In a distant corner of his mind, he began to have an inkling what this might be about. "No, I'm afraid I can't 'simply accept that,' Catherine. I've wanted you ever since we first met. God knows, I've tried to deny it and find someone else. But I can't. If I'm going to spend the rest of my life miserable because I can't have you, it will be easier if at least I understand why."
The starkness in her eyes showed how much she was affected by his words. Guessing that her resistance was breaking down, he said, "The problem was sex, wasn't it?"
Her eyes widened in shock. "How did you know?"
"There were hints in what you said." He knelt before the chair so he wasn't looming over her, and took one of her hands between both of us. Her fingers were cold and shaking. "And it would explain why you feel too humiliated to talk about it. Tell me why you consider marriage unthinkable. I doubt you can say anything that will shock me."
She crumpled into a ball in the corner of the chair, fragile as a child, her hands pressed to her midriff. "Marital intimacy is… is horribly painful for me," she said in a raw whisper. "It's damnably unfair. I find men attractive, I feel desire like any normal woman. Yet consummation is excruciating."
And feeling that she was abnormal must be even worse than the physical pain. He asked, "Did you ever consult a physician?"
She smiled bitterly. "I thought of it, but what do doctors know about how women are made? I couldn't bear the thought of being mauled by a stranger in return for the dubious pleasure of being told what I already know, that I'm hopelessly deformed."
"Yet you bore a child, so you can't be entirely abnormal," he said thoughtfully. "Did the pain lessen after Amy was born?"
She looked away. "I became pregnant very soon after we married, and I used that as an excuse to forbid Colin my bed. I… I was never a wife to him again."
"For twelve years you lived together without marital relations?" Michael exclaimed, unable to conceal his surprise.
She rubbed her temple wearily. "Colin deserved to be called a saint far more than I. We met when I was sixteen and he was twenty-one. It was a case of mutual calf's love, wildly romantic and not very deeply rooted. Ordinarily the affair would have burned itself out quickly.

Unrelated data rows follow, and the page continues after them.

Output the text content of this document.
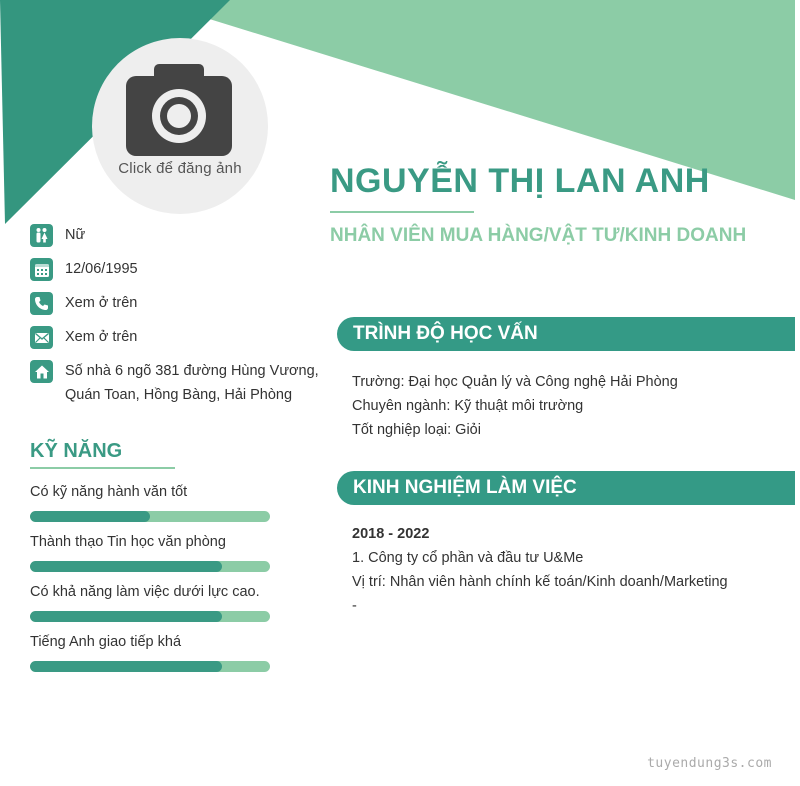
Click để đăng ảnh	NGUYỄN THỊ LAN ANH
NHÂN VIÊN MUA HÀNG/VẬT TƯ/KINH DOANH
Nữ
12/06/1995
Xem ở trên
Xem ở trên
Số nhà 6 ngõ 381 đường Hùng Vương,
Quán Toan, Hồng Bàng, Hải Phòng
KỸ NĂNG
Có kỹ năng hành văn tốt
Thành thạo Tin học văn phòng
Có khả năng làm việc dưới lực cao.
Tiếng Anh giao tiếp khá
TRÌNH ĐỘ HỌC VẤN
Trường: Đại học Quản lý và Công nghệ Hải Phòng
Chuyên ngành: Kỹ thuật môi trường
Tốt nghiệp loại: Giỏi
KINH NGHIỆM LÀM VIỆC
2018 - 2022
1. Công ty cổ phần và đầu tư U&Me
Vị trí: Nhân viên hành chính kế toán/Kinh doanh/Marketing
-
tuyendung3s.com
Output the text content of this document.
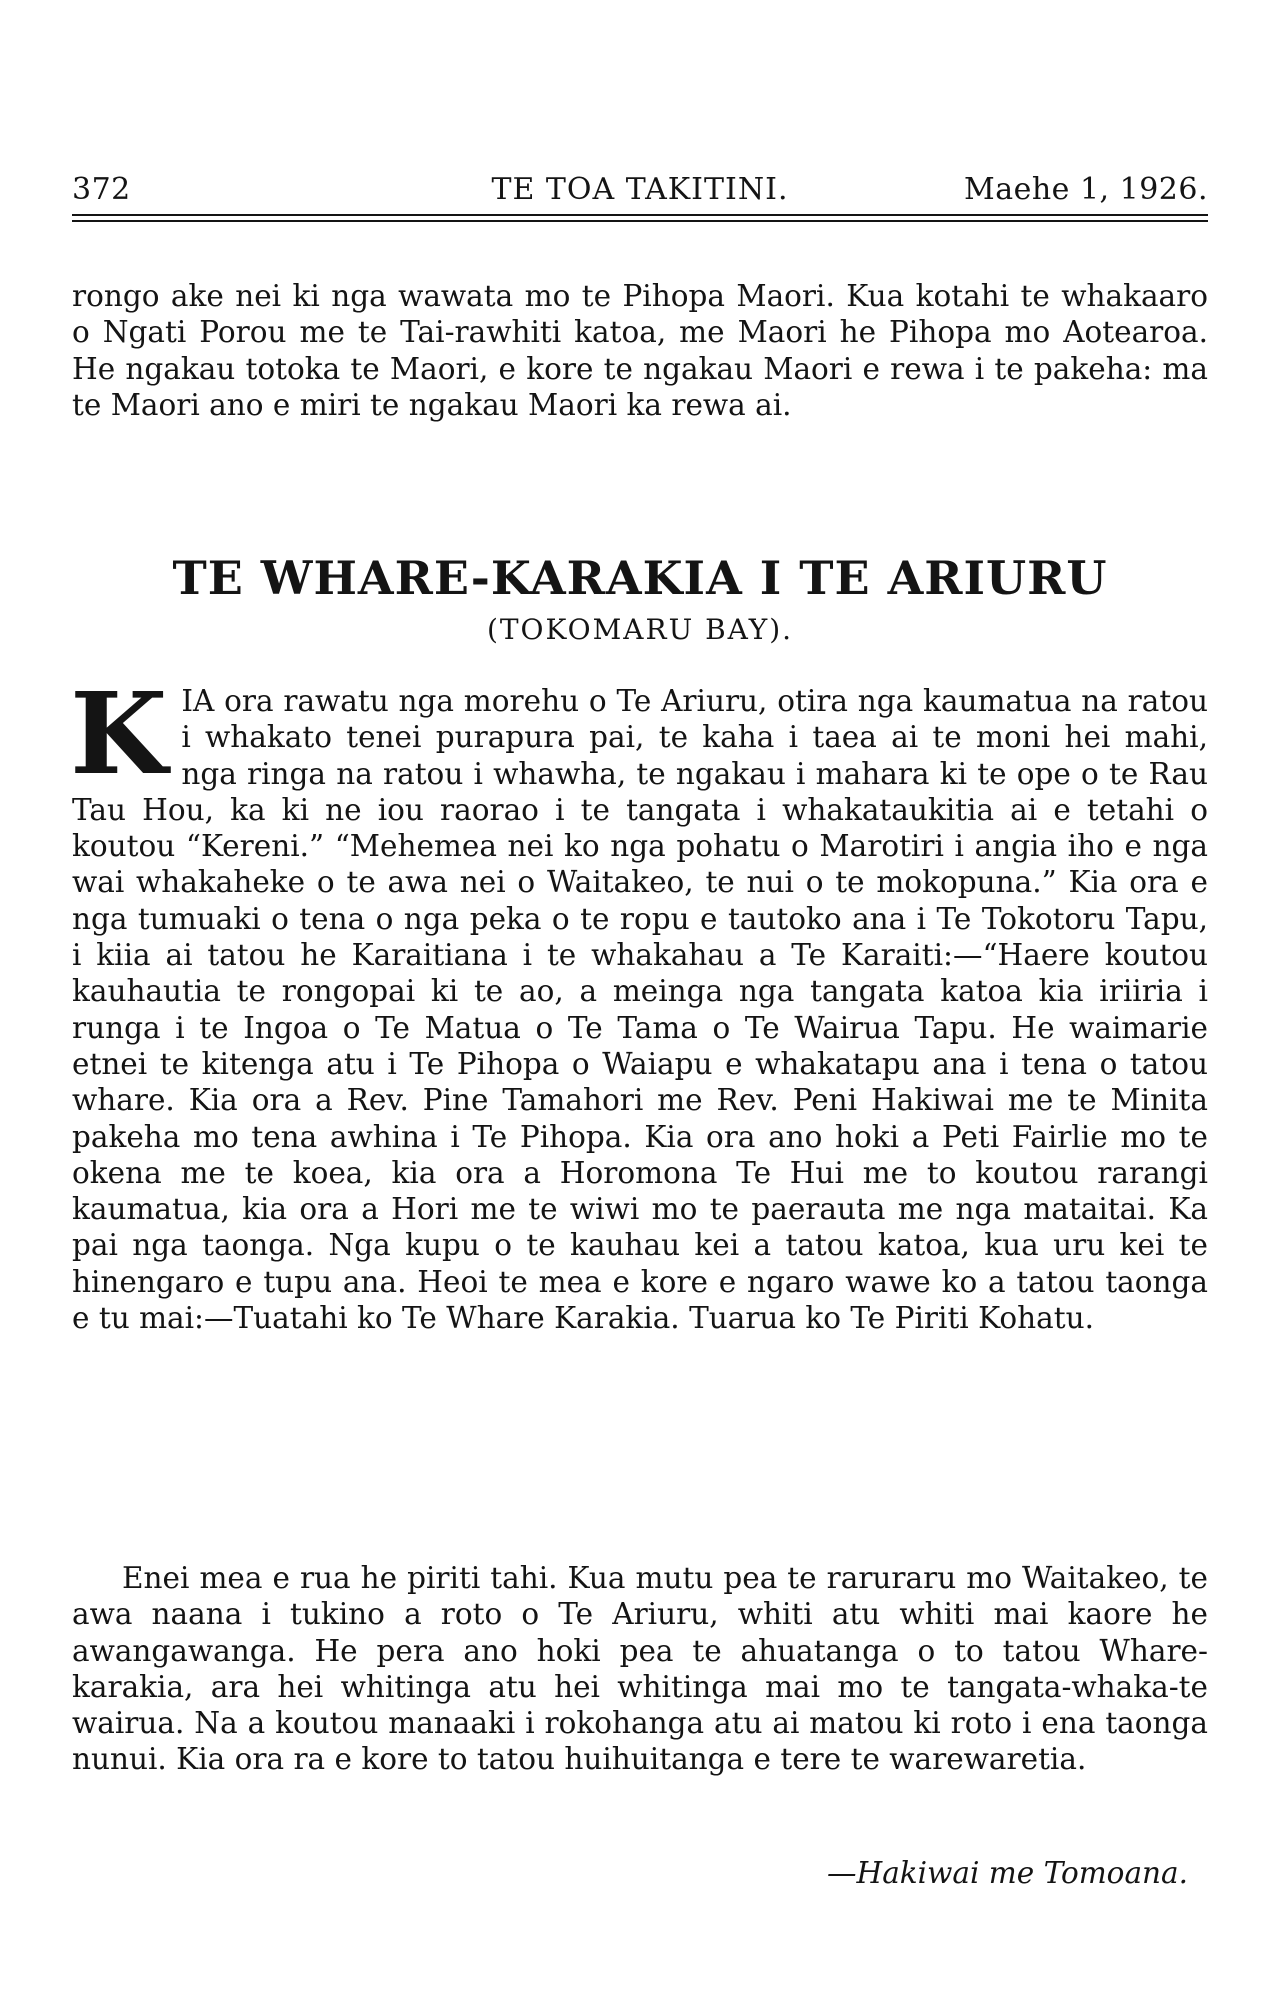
372	TE TOA TAKITINI.	Maehe 1, 1926.

rongo ake nei ki nga wawata mo te Pihopa Maori. Kua kotahi te whakaaro o Ngati Porou me te Tai-rawhiti katoa, me Maori he Pihopa mo Aotearoa. He ngakau totoka te Maori, e kore te ngakau Maori e rewa i te pakeha: ma te Maori ano e miri te ngakau Maori ka rewa ai.

TE WHARE-KARAKIA I TE ARIURU
(TOKOMARU BAY).

KIA ora rawatu nga morehu o Te Ariuru, otira nga kaumatua na ratou i whakato tenei purapura pai, te kaha i taea ai te moni hei mahi, nga ringa na ratou i whawha, te ngakau i mahara ki te ope o te Rau Tau Hou, ka ki ne iou raorao i te tangata i whakataukitia ai e tetahi o koutou “Kereni.” “Mehemea nei ko nga pohatu o Marotiri i angia iho e nga wai whakaheke o te awa nei o Waitakeo, te nui o te mokopuna.” Kia ora e nga tumuaki o tena o nga peka o te ropu e tautoko ana i Te Tokotoru Tapu, i kiia ai tatou he Karaitiana i te whakahau a Te Karaiti:—“Haere koutou kauhautia te rongopai ki te ao, a meinga nga tangata katoa kia iriiria i runga i te Ingoa o Te Matua o Te Tama o Te Wairua Tapu. He waimarie etnei te kitenga atu i Te Pihopa o Waiapu e whakatapu ana i tena o tatou whare. Kia ora a Rev. Pine Tamahori me Rev. Peni Hakiwai me te Minita pakeha mo tena awhina i Te Pihopa. Kia ora ano hoki a Peti Fairlie mo te okena me te koea, kia ora a Horomona Te Hui me to koutou rarangi kaumatua, kia ora a Hori me te wiwi mo te paerauta me nga mataitai. Ka pai nga taonga. Nga kupu o te kauhau kei a tatou katoa, kua uru kei te hinengaro e tupu ana. Heoi te mea e kore e ngaro wawe ko a tatou taonga e tu mai:—Tuatahi ko Te Whare Karakia. Tuarua ko Te Piriti Kohatu.

Enei mea e rua he piriti tahi. Kua mutu pea te raruraru mo Waitakeo, te awa naana i tukino a roto o Te Ariuru, whiti atu whiti mai kaore he awangawanga. He pera ano hoki pea te ahuatanga o to tatou Whare-karakia, ara hei whitinga atu hei whitinga mai mo te tangata-whaka-te wairua. Na a koutou manaaki i rokohanga atu ai matou ki roto i ena taonga nunui. Kia ora ra e kore to tatou huihuitanga e tere te warewaretia.

—Hakiwai me Tomoana.
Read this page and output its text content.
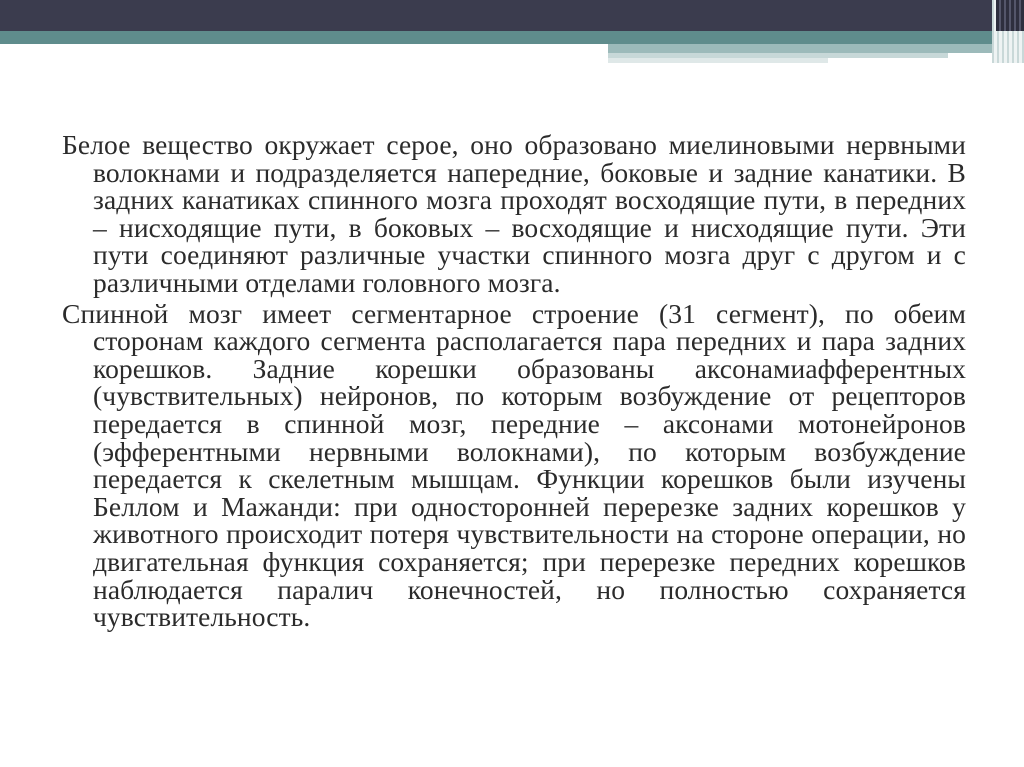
Белое вещество окружает серое, оно образовано миелиновыми нервными волокнами и подразделяется напередние, боковые и задние канатики. В задних канатиках спинного мозга проходят восходящие пути, в передних – нисходящие пути, в боковых – восходящие и нисходящие пути. Эти пути соединяют различные участки спинного мозга друг с другом и с различными отделами головного мозга.

Спинной мозг имеет сегментарное строение (31 сегмент), по обеим сторонам каждого сегмента располагается пара передних и пара задних корешков. Задние корешки образованы аксонамиафферентных (чувствительных) нейронов, по которым возбуждение от рецепторов передается в спинной мозг, передние – аксонами мотонейронов (эфферентными нервными волокнами), по которым возбуждение передается к скелетным мышцам. Функции корешков были изучены Беллом и Мажанди: при односторонней перерезке задних корешков у животного происходит потеря чувствительности на стороне операции, но двигательная функция сохраняется; при перерезке передних корешков наблюдается паралич конечностей, но полностью сохраняется чувствительность.
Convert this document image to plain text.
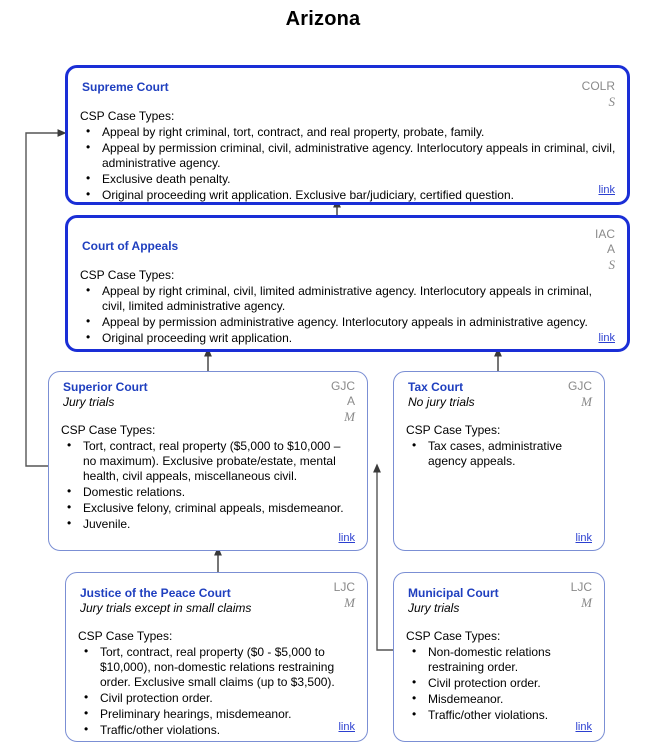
Arizona
Supreme Court	COLR
S
CSP Case Types:
• Appeal by right criminal, tort, contract, and real property, probate, family.
• Appeal by permission criminal, civil, administrative agency. Interlocutory appeals in criminal, civil, administrative agency.
• Exclusive death penalty.
• Original proceeding writ application. Exclusive bar/judiciary, certified question.	link
Court of Appeals
IAC
A
S
CSP Case Types:
• Appeal by right criminal, civil, limited administrative agency. Interlocutory appeals in criminal, civil, limited administrative agency.
• Appeal by permission administrative agency. Interlocutory appeals in administrative agency.
• Original proceeding writ application.	link
Superior Court
Jury trials
GJC
A
M
CSP Case Types:
• Tort, contract, real property ($5,000 to $10,000 – no maximum). Exclusive probate/estate, mental health, civil appeals, miscellaneous civil.
• Domestic relations.
• Exclusive felony, criminal appeals, misdemeanor.
• Juvenile.
link
Tax Court
No jury trials
GJC
M
CSP Case Types:
• Tax cases, administrative agency appeals.
link
Justice of the Peace Court
Jury trials except in small claims
LJC
M
CSP Case Types:
• Tort, contract, real property ($0 - $5,000 to $10,000), non-domestic relations restraining order. Exclusive small claims (up to $3,500).
• Civil protection order.
• Preliminary hearings, misdemeanor.
• Traffic/other violations.	link
Municipal Court
Jury trials
LJC
M
CSP Case Types:
• Non-domestic relations restraining order.
• Civil protection order.
• Misdemeanor.
• Traffic/other violations.
link
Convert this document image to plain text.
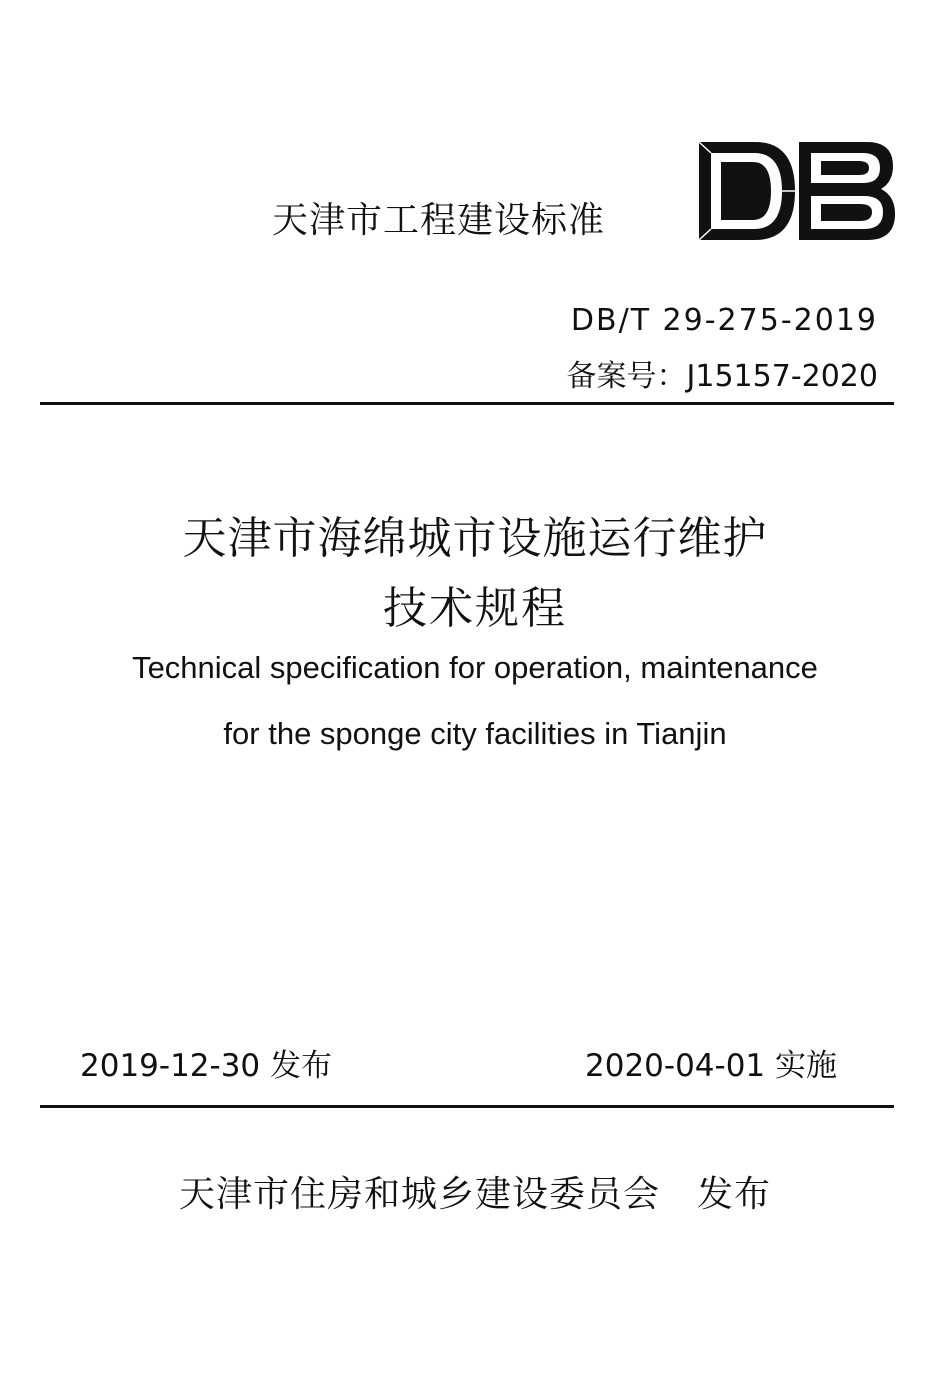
天津市工程建设标准
DB/T 29-275-2019
备案号：J15157-2020
天津市海绵城市设施运行维护
技术规程
Technical specification for operation, maintenance
for the sponge city facilities in Tianjin
2019-12-30 发布	2020-04-01 实施
天津市住房和城乡建设委员会　发布
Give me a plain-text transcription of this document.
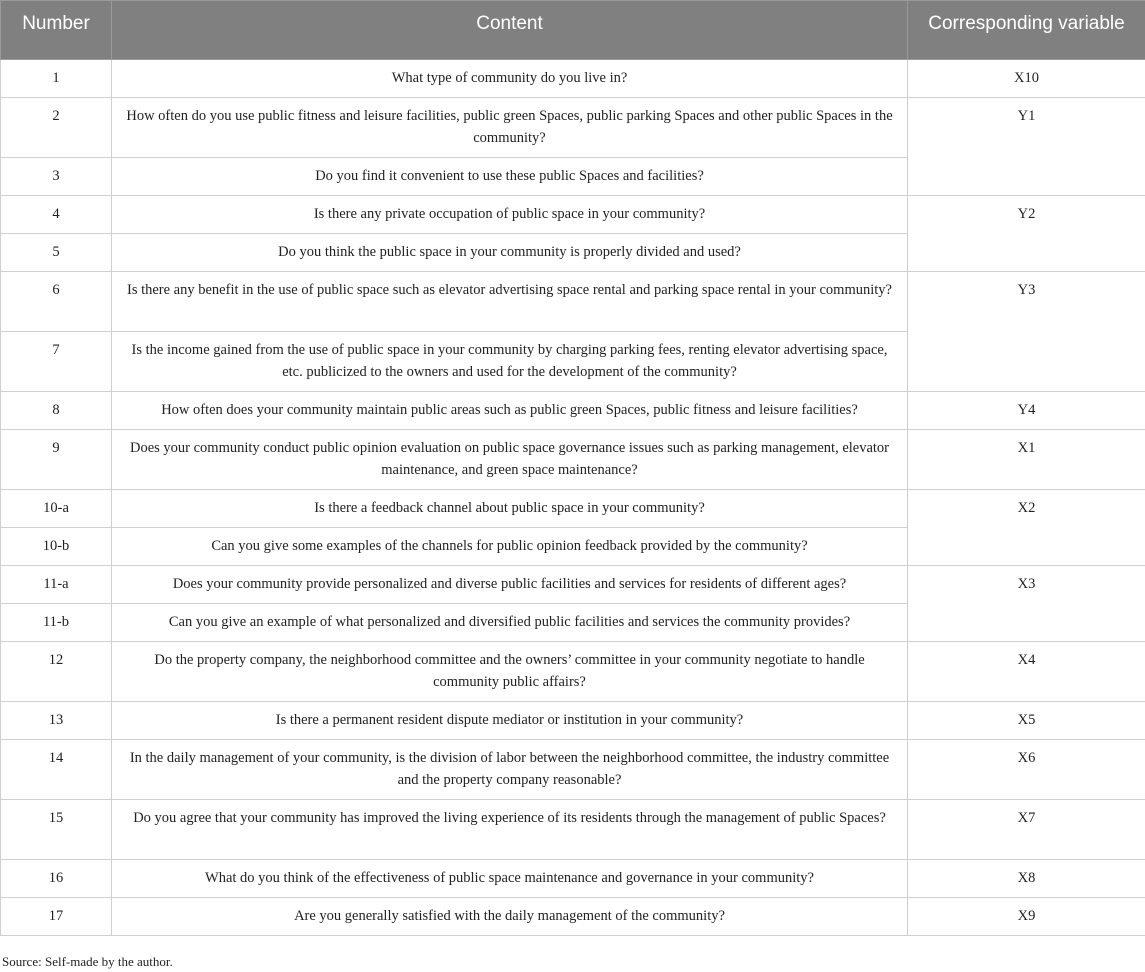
Number	Content	Corresponding variable
1	What type of community do you live in?	X10
2	How often do you use public fitness and leisure facilities, public green Spaces, public parking Spaces and other public Spaces in the community?	Y1
3	Do you find it convenient to use these public Spaces and facilities?	
4	Is there any private occupation of public space in your community?	Y2
5	Do you think the public space in your community is properly divided and used?	
6	Is there any benefit in the use of public space such as elevator advertising space rental and parking space rental in your community?	Y3
7	Is the income gained from the use of public space in your community by charging parking fees, renting elevator advertising space, etc. publicized to the owners and used for the development of the community?	
8	How often does your community maintain public areas such as public green Spaces, public fitness and leisure facilities?	Y4
9	Does your community conduct public opinion evaluation on public space governance issues such as parking management, elevator maintenance, and green space maintenance?	X1
10-a	Is there a feedback channel about public space in your community?	X2
10-b	Can you give some examples of the channels for public opinion feedback provided by the community?	
11-a	Does your community provide personalized and diverse public facilities and services for residents of different ages?	X3
11-b	Can you give an example of what personalized and diversified public facilities and services the community provides?	
12	Do the property company, the neighborhood committee and the owners’ committee in your community negotiate to handle community public affairs?	X4
13	Is there a permanent resident dispute mediator or institution in your community?	X5
14	In the daily management of your community, is the division of labor between the neighborhood committee, the industry committee and the property company reasonable?	X6
15	Do you agree that your community has improved the living experience of its residents through the management of public Spaces?	X7
16	What do you think of the effectiveness of public space maintenance and governance in your community?	X8
17	Are you generally satisfied with the daily management of the community?	X9
Source: Self-made by the author.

Colin would have become entranced with another pretty face, and I would have wept for a few weeks, then gone on with my life a little wiser."
She took a ragged breath. "But my parents died in the fire, leaving me alone in the world. Colin gallantly offered for me, and I accepted with never a second thought. I had assumed I would enjoy the… the physical side of marriage. Certainly I had enjoyed the stolen kisses that I had experienced. Instead…"
She thought of her wedding, and shuddered. After the usual drinking and ribaldry, Colin had come to bed hotly impatient to claim his husbandly rights. Though nervous, she had been willing enough. She had not expected such vicious, tearing pain, or the ghastly sense of violation. Nor had she thought she would cry herself to sleep while her new husband snored contentedly beside her. "The best that could be said for my wedding night was that it was over quickly."
Michael studied her face searchingly. "The first time is often painful for a woman."
"It didn't get any better. In fact, things got-worse. The… the pleasures of the flesh were very important to Colin. He assumed that in return for surrendering his freedom he was getting a beautiful, lusty bedmate." Sadly she thought of the exciting time when she had just met Colin, and she had believed she was normal. "Based on how I behaved when we were courting, he had every reason to expect that. Instead, whenever he touched me, I began to cry."
"That must have been dreadful for both of you," Michael said with deep compassion.
"It was horrible," she said vehemently. "I never refused him, but he found me so unsatisfactory that he soon stopped asking. We were both relieved when I became pregnant. Without ever discussing it, we devised a kind of silent pact that made our marriage tolerable."